I spun the yarn on my Enid Ashcroft spindle (which I still adore) and produced a reasonably consistent single. I tried to keep it light and airy, though I was spinning worsted style. I am learning finally how to lessen the density of my spun yarn. As the fibre was older, it was quite compacted and I had to sometimes tease out the fibres, but other than that, the spinning was a breeze. I didn't do a sample card (naughty Chrissy) and simply spun my default single. Despite the compacting, the fibre was lofty when spun and there seemed to quite a lot of crimp in the fibres, which helped keep it light and airy.
Once the single was finished I decided to create a plying ball with chains included to make it easier to spin. I paid very close attention to where the transitions of colour happened on the chain, choosing whether to make a clean break of colour to allow the colours to blend to create secondary colours. It was the most controlled chain creation I've tried. This, for me, is one of the real advantages of plying balls, you can think about things like chains, without trying to put twist into it at the same time.
The fibre felt quite coarse as I was spinning it, but after a good soak and thwack it softened up a bit.
I was incredibly happy with the results of this spin. The yarn was pretty consistent and the colour changes were smooth. I got 144m from 110g of fibre. It was a DK/Worsted weight and I knew it would be perfect as a cowl. I wanted to try a shape like Zuzu's Petals, but didn't buy a pattern as I couldn't find one to match my yarn, so I just started knitting. The resulting cowl was not a success. It was so bad that when I tried to find a photo I'd taken to show you, I found I'd deleted it! As I still had some time until the end of the Ravellenics, I decided to frog the project. I loved the yarn too much to let it sit unloved in a horrible failure of a project.

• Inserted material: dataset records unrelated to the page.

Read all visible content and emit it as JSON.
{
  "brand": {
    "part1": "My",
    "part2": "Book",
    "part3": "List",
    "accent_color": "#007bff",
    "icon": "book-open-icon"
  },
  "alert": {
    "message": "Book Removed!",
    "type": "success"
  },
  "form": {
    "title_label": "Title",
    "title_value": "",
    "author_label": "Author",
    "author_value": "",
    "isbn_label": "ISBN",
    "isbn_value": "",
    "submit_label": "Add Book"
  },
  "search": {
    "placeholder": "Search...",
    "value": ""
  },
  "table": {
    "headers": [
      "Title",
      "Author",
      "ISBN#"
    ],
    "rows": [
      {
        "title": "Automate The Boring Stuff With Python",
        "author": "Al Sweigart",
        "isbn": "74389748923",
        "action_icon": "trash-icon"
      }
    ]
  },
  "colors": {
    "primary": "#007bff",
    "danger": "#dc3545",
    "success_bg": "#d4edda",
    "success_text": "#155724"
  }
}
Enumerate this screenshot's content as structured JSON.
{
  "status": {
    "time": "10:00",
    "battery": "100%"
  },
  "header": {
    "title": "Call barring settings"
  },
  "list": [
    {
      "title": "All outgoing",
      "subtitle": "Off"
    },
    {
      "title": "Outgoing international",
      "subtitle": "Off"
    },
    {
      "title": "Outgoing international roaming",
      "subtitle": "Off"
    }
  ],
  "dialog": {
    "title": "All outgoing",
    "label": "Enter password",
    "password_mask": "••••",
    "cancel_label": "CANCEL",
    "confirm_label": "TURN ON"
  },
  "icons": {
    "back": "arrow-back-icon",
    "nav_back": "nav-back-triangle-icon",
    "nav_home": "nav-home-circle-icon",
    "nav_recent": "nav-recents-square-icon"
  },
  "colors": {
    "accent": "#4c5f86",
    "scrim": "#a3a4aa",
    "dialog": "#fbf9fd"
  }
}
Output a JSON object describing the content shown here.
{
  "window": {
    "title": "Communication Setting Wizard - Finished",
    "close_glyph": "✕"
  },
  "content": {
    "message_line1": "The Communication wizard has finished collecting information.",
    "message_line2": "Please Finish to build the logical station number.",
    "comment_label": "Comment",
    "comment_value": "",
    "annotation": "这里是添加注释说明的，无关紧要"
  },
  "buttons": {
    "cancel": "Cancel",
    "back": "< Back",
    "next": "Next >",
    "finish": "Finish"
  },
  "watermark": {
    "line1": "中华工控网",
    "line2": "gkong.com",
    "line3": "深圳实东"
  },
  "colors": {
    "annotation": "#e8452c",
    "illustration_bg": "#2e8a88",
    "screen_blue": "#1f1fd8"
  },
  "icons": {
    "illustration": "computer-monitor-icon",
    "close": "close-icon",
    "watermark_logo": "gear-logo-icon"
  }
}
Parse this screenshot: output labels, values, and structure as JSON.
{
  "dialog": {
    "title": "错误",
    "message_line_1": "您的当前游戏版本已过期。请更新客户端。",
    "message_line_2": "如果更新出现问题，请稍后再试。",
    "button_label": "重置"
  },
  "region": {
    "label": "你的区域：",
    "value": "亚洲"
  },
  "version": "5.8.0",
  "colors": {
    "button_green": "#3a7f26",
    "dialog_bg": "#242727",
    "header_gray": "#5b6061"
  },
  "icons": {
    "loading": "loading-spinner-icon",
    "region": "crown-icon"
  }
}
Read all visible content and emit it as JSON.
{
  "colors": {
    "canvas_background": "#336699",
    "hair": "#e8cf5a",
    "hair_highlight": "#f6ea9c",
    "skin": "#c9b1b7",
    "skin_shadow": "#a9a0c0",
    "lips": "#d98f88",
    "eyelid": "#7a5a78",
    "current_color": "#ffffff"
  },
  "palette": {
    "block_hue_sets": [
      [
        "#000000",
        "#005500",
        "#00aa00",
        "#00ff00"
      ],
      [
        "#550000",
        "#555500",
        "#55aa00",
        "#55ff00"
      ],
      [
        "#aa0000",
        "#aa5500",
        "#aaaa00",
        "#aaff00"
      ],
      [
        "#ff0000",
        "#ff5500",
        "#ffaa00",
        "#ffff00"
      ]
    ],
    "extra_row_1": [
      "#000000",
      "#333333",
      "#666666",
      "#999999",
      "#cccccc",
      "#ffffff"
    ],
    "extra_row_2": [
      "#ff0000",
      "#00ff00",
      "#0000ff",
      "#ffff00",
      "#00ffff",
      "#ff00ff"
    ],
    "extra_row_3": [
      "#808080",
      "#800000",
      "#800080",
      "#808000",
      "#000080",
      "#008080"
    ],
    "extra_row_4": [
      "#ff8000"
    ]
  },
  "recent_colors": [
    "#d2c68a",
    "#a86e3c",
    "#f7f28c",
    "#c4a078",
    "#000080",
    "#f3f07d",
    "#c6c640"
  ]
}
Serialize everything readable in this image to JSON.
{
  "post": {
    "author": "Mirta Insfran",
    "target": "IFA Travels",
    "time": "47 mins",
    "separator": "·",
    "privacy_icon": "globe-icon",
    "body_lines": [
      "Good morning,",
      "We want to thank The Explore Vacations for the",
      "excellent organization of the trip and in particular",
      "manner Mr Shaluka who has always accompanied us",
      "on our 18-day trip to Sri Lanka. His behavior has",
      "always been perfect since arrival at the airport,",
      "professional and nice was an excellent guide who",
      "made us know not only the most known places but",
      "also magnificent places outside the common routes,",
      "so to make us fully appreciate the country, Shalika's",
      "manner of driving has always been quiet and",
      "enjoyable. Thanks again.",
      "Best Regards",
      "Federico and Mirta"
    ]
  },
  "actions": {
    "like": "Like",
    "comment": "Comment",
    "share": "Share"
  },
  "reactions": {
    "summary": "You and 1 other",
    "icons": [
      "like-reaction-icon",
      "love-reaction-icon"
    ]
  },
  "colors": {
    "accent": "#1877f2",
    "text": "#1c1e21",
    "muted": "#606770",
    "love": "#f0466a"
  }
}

Knitting and frogging the project softened up the yarn significantly. This time I decided to try a straightforward tube style of cowl, as the other shape I'd tried didn't really show off the stripes within the yarn, to it's best advantage. I also decided that despite softening up again, the yarn still wasn't really wear next to skin soft. I decided to knit a liner for the cowl, which would also help with structure and warmth too. I used the yarn left over from the French Cancan shawl and it was a great choice. I love this version of a rainbow cowl!
I knit the Corriedale outer, in the round, and when I reached the end, I purled a round and then started knitting with Stylecraft Ethical Twist 70/30. This yarn is slightly lighter than the Corriedale I spun, so knew it would sit quite neatly inside the outer, without any need for changes of needle or stitch count. When the liner was the same length as the outer I cast off all the stitches. I then mattress stitched the lining and the outer shell together along the cast on and cast off edges. It made a soft rolled join, whereas the purl row provided a much firmer edge between the outer and liner.
This was another occasion when the transformative abilities of blocking can be seen clearly. All the stitches lined up and the liner stitches plumped up to make it flush against the outer shell.
As you can see, the chain plying worked brilliantly at keeping the stripes intact. Sadly the spinning process means there aren't that enough colours to make the finished project, a full rainbow one, but the intention was there.
I am delighted with my finished cowl. It is very cuddly and soft. It is also tall enough to help cover my ears, one of my most vulnerable areas when out and about in Winter. You can pull the cowl up to nearly cover your whole face! I'm going out to the shop later to test the capabilities of my new cowl, and whether it can keep out the sharp cold wind that bites me at the traffic lights.
This was a project that really challenged me. It's the first time I've spun to a deadline. I also kept going on the knitting until I had a cowl that really suited the yarn, and allowed it to shine. This cowl is a showcase for the yarn, and I'm happy with that. However, it is also lovely article of warm and cosy Winter clothing, that represents my hard work in learning to spin this last year. I suppose, in a way, that is what my Ravellenics project was all about. Bringing all my training to bear during the two weeks of the Games to produce a project that was a winner. I may not be able to skeleton down a steep mountain or perform flips off a rail, but I can spin and I can knit and the Ravellenics is my way of paying tribute to all the hard work and training that the athletes carry out in order to represent their country.
I'm so proud of Team GB getting four medals. We are not a country where you can do Winter sports, outside of a few areas of Scotland and the snowdomes scattered sparsely through the rest of the country. To have won 4 medals and placed pretty highly in a few more events is a real achievement for our country, and I hope that at the next Winter Olympics we will have many more opportunities to shine. I also hope that the slopes of the snowdomes are full of excited new potential athletes trying out new sports for the first time, as a result of the games.
The Winter Olympics is now over, and I'm a little sad because I loved watching it. Of course, starting 7th March, the Winter Paralympics gets under way. I can't wait to watch some of that, I'll have another week of curling to watch!